The breeding goldeneye are one of the reasons we generally ask people not to land on the island… but other birds breed here too. Lots of greylag geese nest here and we found the remains of one unhatched clutch.
However, some people ignore our advice and do land onto he island. Fortunately, there wasn’t too much litter this time, but there were a few unsightly fire pits.
The archaeologists wasted no time in opening their first trench on the island. It’s called “Castle Island” and was associated with Malcolm Canmore (Malcolm III) in the 11th century. There was definitely a “castle” or defensive structure there by 1335 and the last castle there was razed to the ground in 1648…but to the best of our knowledge, no one has investigated the site until now. It’ll be interesting to see what turns up in the trenches- artefacts, if we’re very lucky, but even dating material would be helpful in working out the history of the island. It may even be a man –made island….watch this space! If you’re interested in reading more, check out the blog about the works carried out here https://scottishcrannogs.wordpress.com/
This week’s blog will finish with a little reserve adventure with one of our resident mammals. Hedgehogs appear in the media at this time of year because they are settling down for their first stretches of hibernation. Around 5th November, we are reminded to check wood piles for hedgehogs and other hibernating animals and make sure we don’t accidentally set fire to them and their homes.

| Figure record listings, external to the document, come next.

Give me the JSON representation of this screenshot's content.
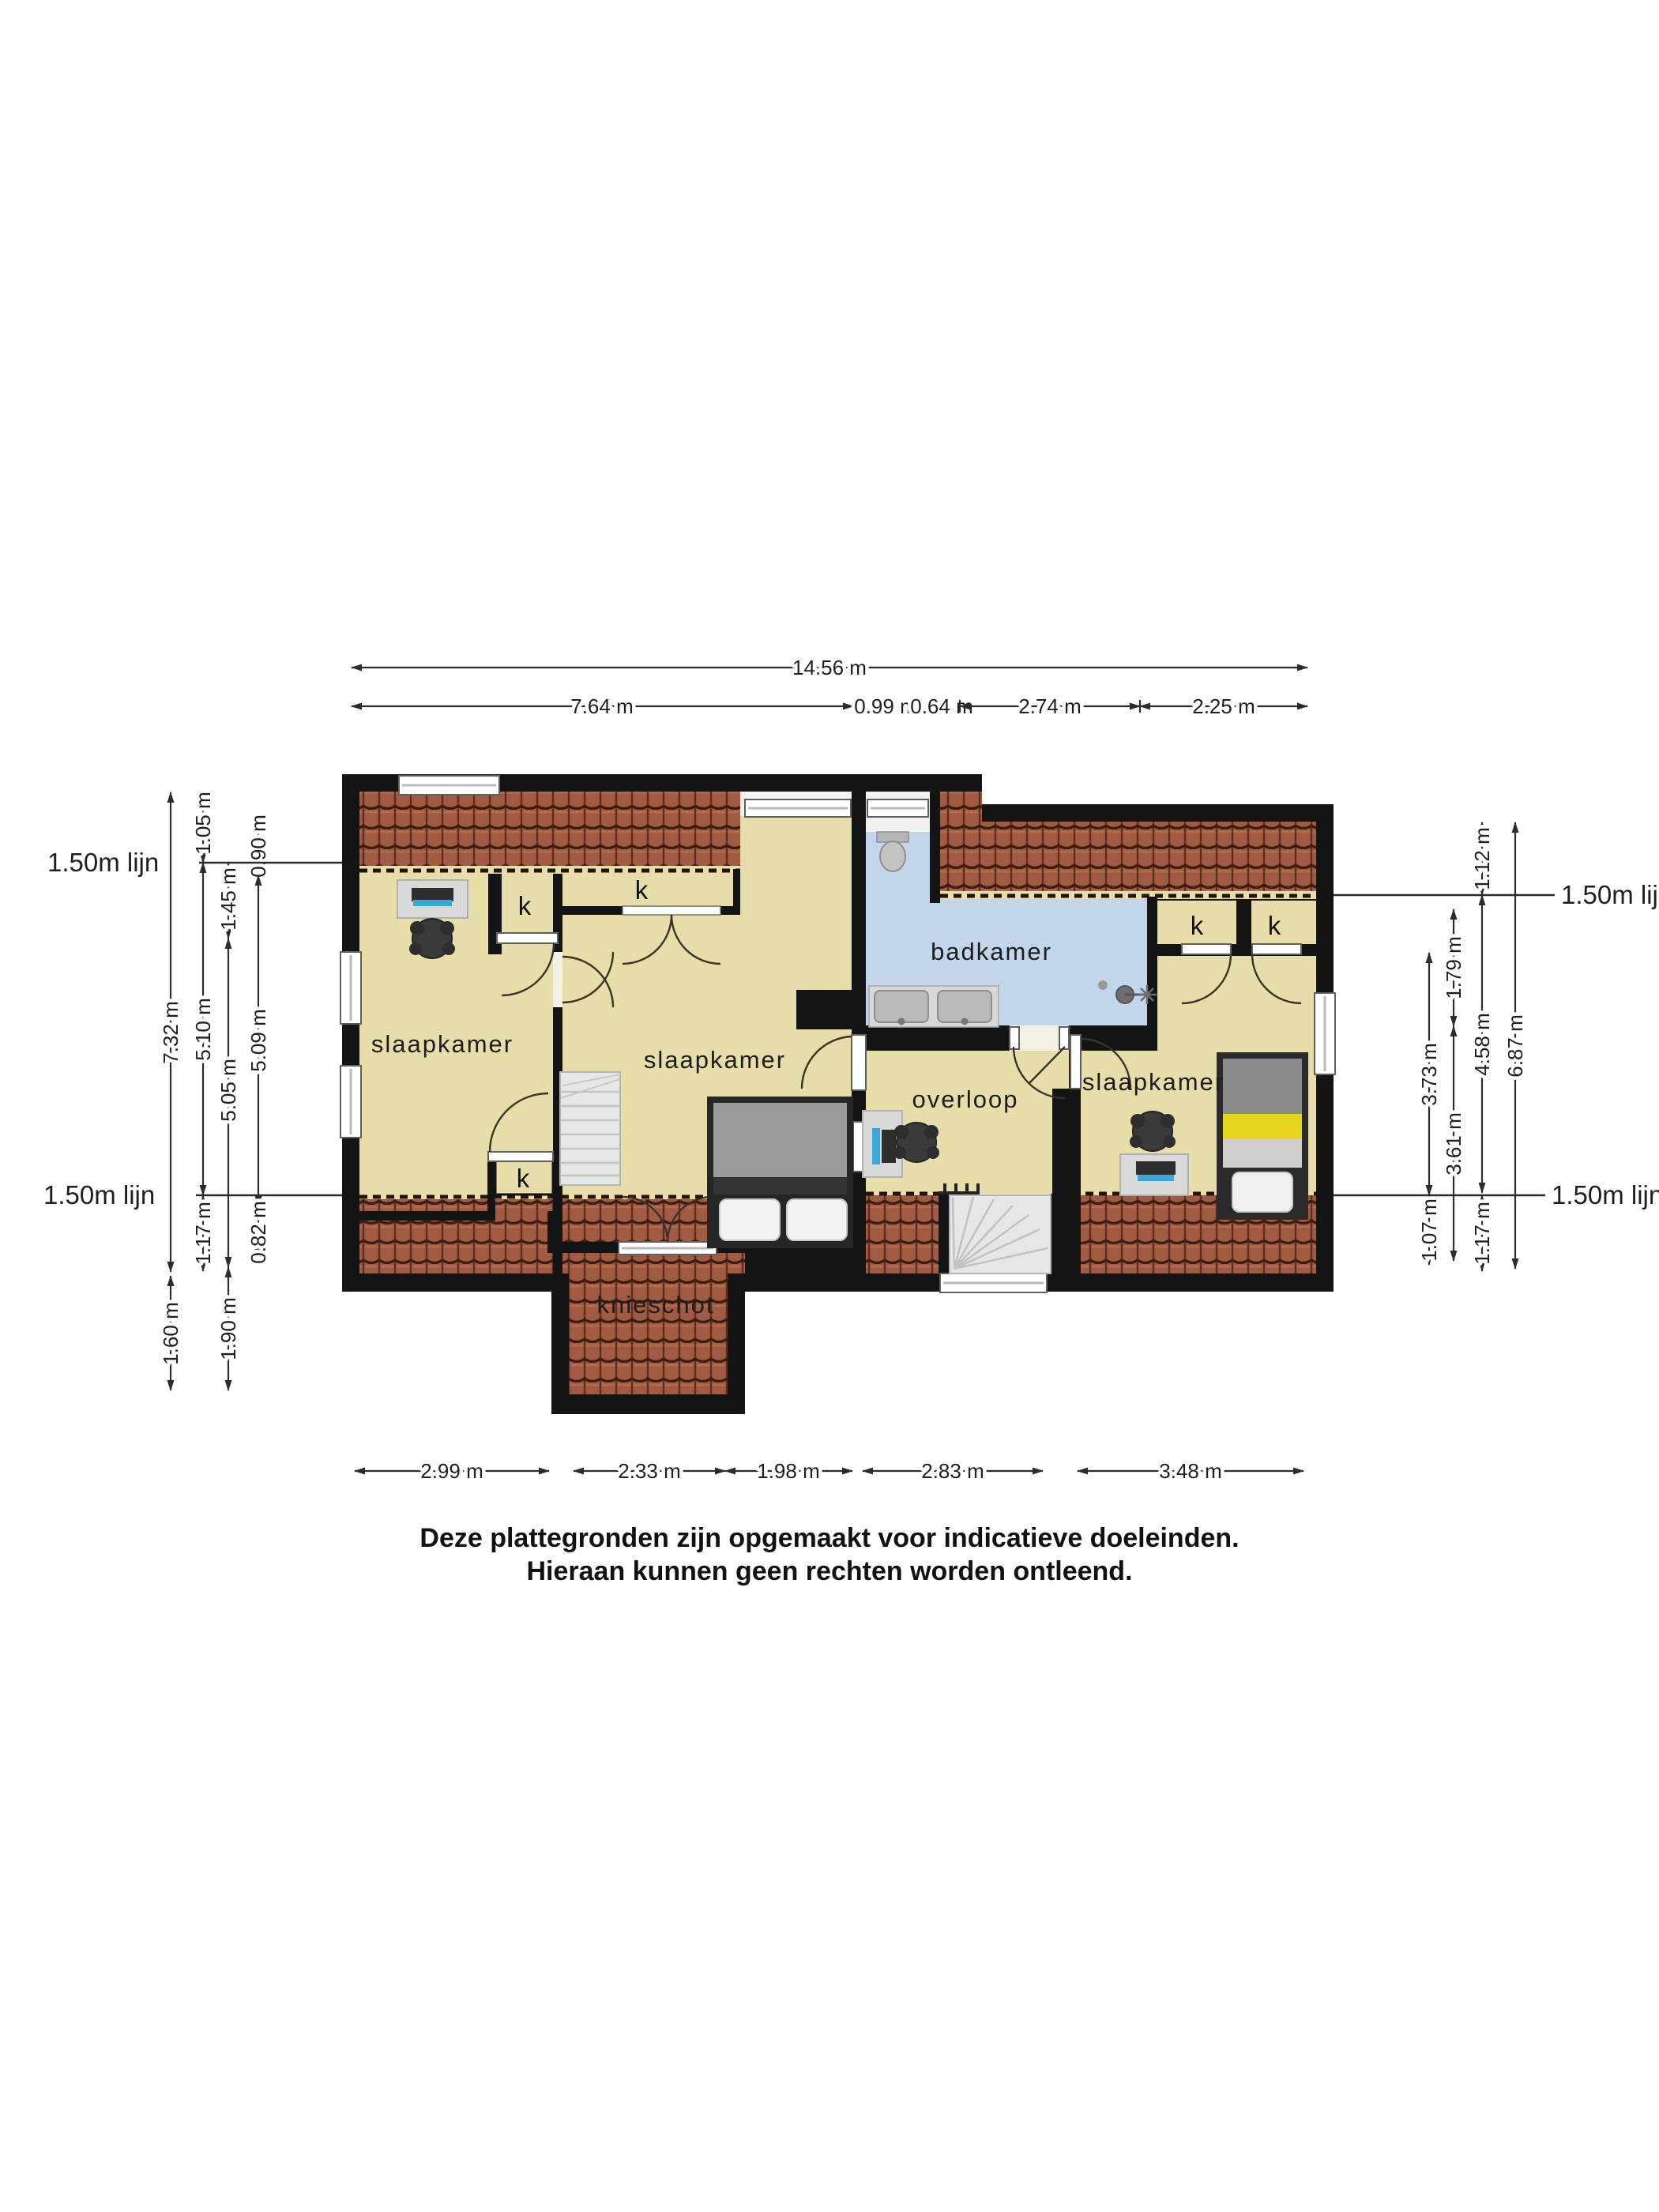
{
  "disclaimer": {
    "line1": "Deze plattegronden zijn opgemaakt voor indicatieve doeleinden.",
    "line2": "Hieraan kunnen geen rechten worden ontleend."
  },
  "labels": {
    "bedroom": "slaapkamer",
    "bathroom": "badkamer",
    "landing": "overloop",
    "knee_wall": "knieschot",
    "closet": "k",
    "line_150": "1.50m lijn"
  },
  "dims": {
    "top_total": "14.56 m",
    "top": [
      "7.64 m",
      "0.99 m",
      "0.64 m",
      "2.74 m",
      "2.25 m"
    ],
    "bottom": [
      "2.99 m",
      "2.33 m",
      "1.98 m",
      "2.83 m",
      "3.48 m"
    ],
    "left": {
      "c1": [
        "7.32 m",
        "1.60 m"
      ],
      "c2": [
        "1.05 m",
        "5.10 m",
        "1.17 m"
      ],
      "c3": [
        "1.45 m",
        "5.05 m",
        "1.90 m"
      ],
      "c4": [
        "0.90 m",
        "5.09 m",
        "0.82 m"
      ]
    },
    "right": {
      "c1": [
        "3.73 m",
        "1.07 m"
      ],
      "c2": [
        "1.79 m",
        "3.61 m"
      ],
      "c3": [
        "1.12 m",
        "4.58 m",
        "1.17 m"
      ],
      "c4": [
        "6.87 m"
      ]
    }
  },
  "colors": {
    "floor": "#e7dda9",
    "bathroom_floor": "#c2d5ea",
    "wall": "#141414",
    "roof_tile": "#a15b43",
    "bed_accent": "#e5d61d",
    "screen_accent": "#38a8d8"
  }
}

But why do they pick a pile of wood to hibernate in? A hedgehog will root around for a safe, sheltered spot and build a ramshackle nest. They are unlikely to stay put all winter long, often coming out of hibernation and moving to a different location. Old rabbit burrows, wood piles or beneath sheds are common haunts. The recent material cut up after the weekend’s winds has been piled and may provide shelter for not just hedgehogs, but slow worms, frogs, toads and, mice. If you have some spare space in the garden, it is quick and easy to prepare some habitat that might be vital for the survival of a few small animals over the winter.
Hedgehogs are difficult to photograph at the best of times, being quite secretive and nocturnal. Instead, we had a visit from a less photo-shy hedgehog named Ewen who had an explore around the reserve.